The Rise and Fall of the Broadway Musical


by Mark N. Grant


by Michael Bowen


They don't make 'em like they used to, and Mark N. Grant knows why. Actually, they made 'em badly once before, back when musicals were slapdash vaudeville shows. Yet now, as Grant explains in The Rise and Fall of the Broadway Musical (Northeastern University Press), after the golden era of a half-century ago, musicals are back to being an "inconsequential enter-tainment genre." String together a bunch of songs and gags and you've got a "jukeboxical." It's the New Vaudeville.


But why did the American musical rise with Show Boat only to sink around the time of Fiddler? Singers chose expressiveness over the classically trained voice -- which worked fine for awhile, until microphones projected voices, which led to amplified musical instruments, which only cranked up the volume still more. The transition from the four-beat foxtrot to the less versatile rock groove elevated rhythm over melody, making lyrics louder but less expressive. The rise of choreographers and designers relegated writers to a secondary role, emphasizing spectacle over story. Hypervisual directors seek out spectacle because we live in a visual and oral rather than written culture; modernism is skeptical of narrative, anyway. Serious dramatists have abandoned musical comedy.


But words, narrative and character, as Grant emphasizes, are the heart of musical theater. And Broadway's golden era boasted a synergy among composers, lyricists, writers, choreographers and designers that led to gems like Guys and Dolls.
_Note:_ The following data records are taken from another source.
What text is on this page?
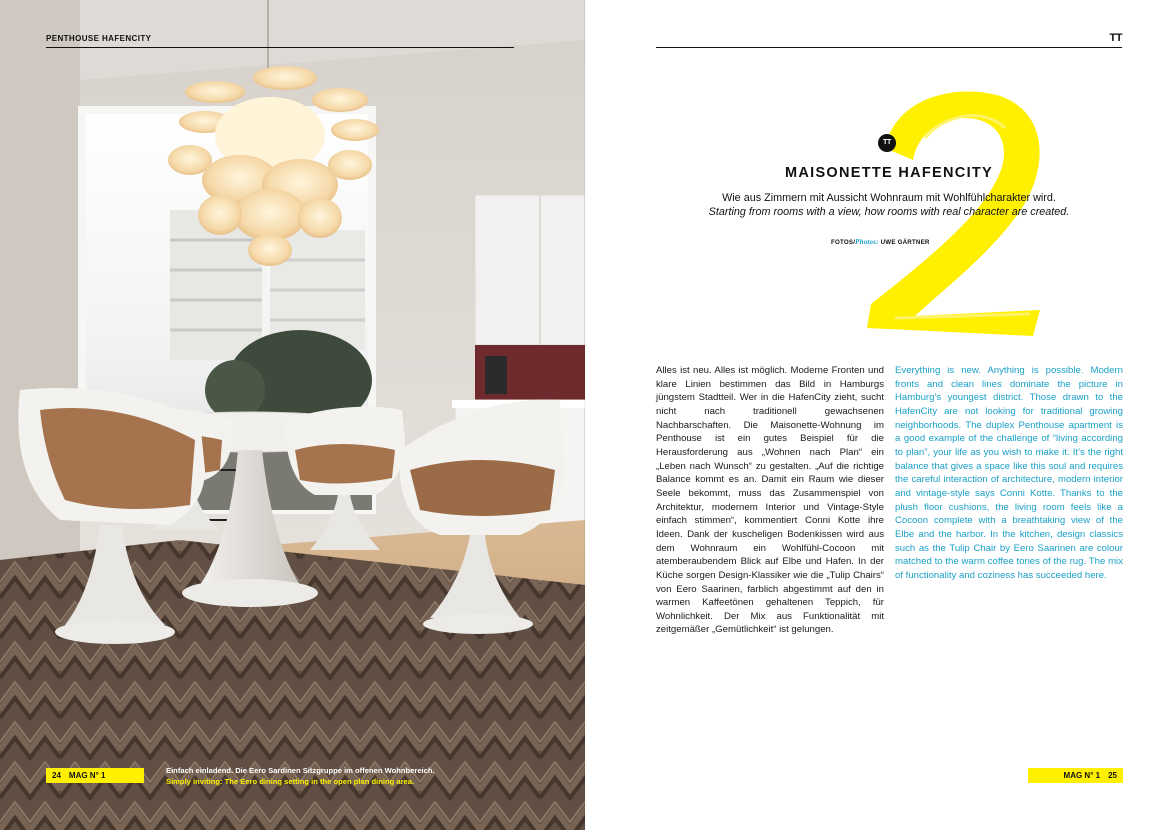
PENTHOUSE HAFENCITY
24 MAG N° 1
Einfach einladend. Die Eero Sardinen Sitzgruppe im offenen Wohnbereich.
Simply inviting: The Eero dining setting in the open plan dining area.
TT
TT
MAISONETTE HAFENCITY
Wie aus Zimmern mit Aussicht Wohnraum mit Wohlfühlcharakter wird.
Starting from rooms with a view, how rooms with real character are created.
FOTOS/Photos: UWE GÄRTNER
Alles ist neu. Alles ist möglich. Moderne Fronten und klare Linien bestimmen das Bild in Hamburgs jüngstem Stadtteil. Wer in die HafenCity zieht, sucht nicht nach traditionell gewachsenen Nachbarschaften. Die Maisonette-Wohnung im Penthouse ist ein gutes Beispiel für die Herausforderung aus „Wohnen nach Plan“ ein „Leben nach Wunsch“ zu gestalten. „Auf die richtige Balance kommt es an. Damit ein Raum wie dieser Seele bekommt, muss das Zusammenspiel von Architektur, modernem Interior und Vintage-Style einfach stimmen“, kommentiert Conni Kotte ihre Ideen. Dank der kuscheligen Bodenkissen wird aus dem Wohnraum ein Wohlfühl-Cocoon mit atemberaubendem Blick auf Elbe und Hafen. In der Küche sorgen Design-Klassiker wie die „Tulip Chairs“ von Eero Saarinen, farblich abgestimmt auf den in warmen Kaffeetönen gehaltenen Teppich, für Wohnlichkeit. Der Mix aus Funktionalität mit zeitgemäßer „Gemütlichkeit“ ist gelungen.
Everything is new. Anything is possible. Modern fronts and clean lines dominate the picture in Hamburg’s youngest district. Those drawn to the HafenCity are not looking for traditional growing neighborhoods. The duplex Penthouse apartment is a good example of the challenge of “living according to plan”, your life as you wish to make it. It’s the right balance that gives a space like this soul and requires the careful interaction of architecture, modern interior and vintage-style says Conni Kotte. Thanks to the plush floor cushions, the living room feels like a Cocoon complete with a breathtaking view of the Elbe and the harbor. In the kitchen, design classics such as the Tulip Chair by Eero Saarinen are colour matched to the warm coffee tones of the rug. The mix of functionality and coziness has succeeded here.
MAG N° 1 25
Rise and Fall has the weakness of a thesis-driven book: everything from 1927-66, good; everything before or after, bad. Interestingly, Grant doesn't locate the breakdown in Jesus Christ Superstar or Cats (which are more like concerts than plays). Instead, the downfall came ... in the title song of Hello, Dolly! There's no reason for those waiters to get all hysterical about Dolly's return; the scene doesn't tell us anything about her. It's just spectacle for its own sake: the beginning of the Disney and Euro-Pop McMusical.


Grant can get overly technical about musical theory; he disparages sung-through "poperettas" without really saying why; and he offers few solutions. But he clearly denotes what's right and wrong about musical theater, just as his book's cover juxtaposes the original Laurey in Oklahoma! with a character from Mamma Mia! (Just kidding! That's Boy George in Taboo. Nobody thinks Broadway is in decline just because there's a musical based on the works of ABBA. Do they?)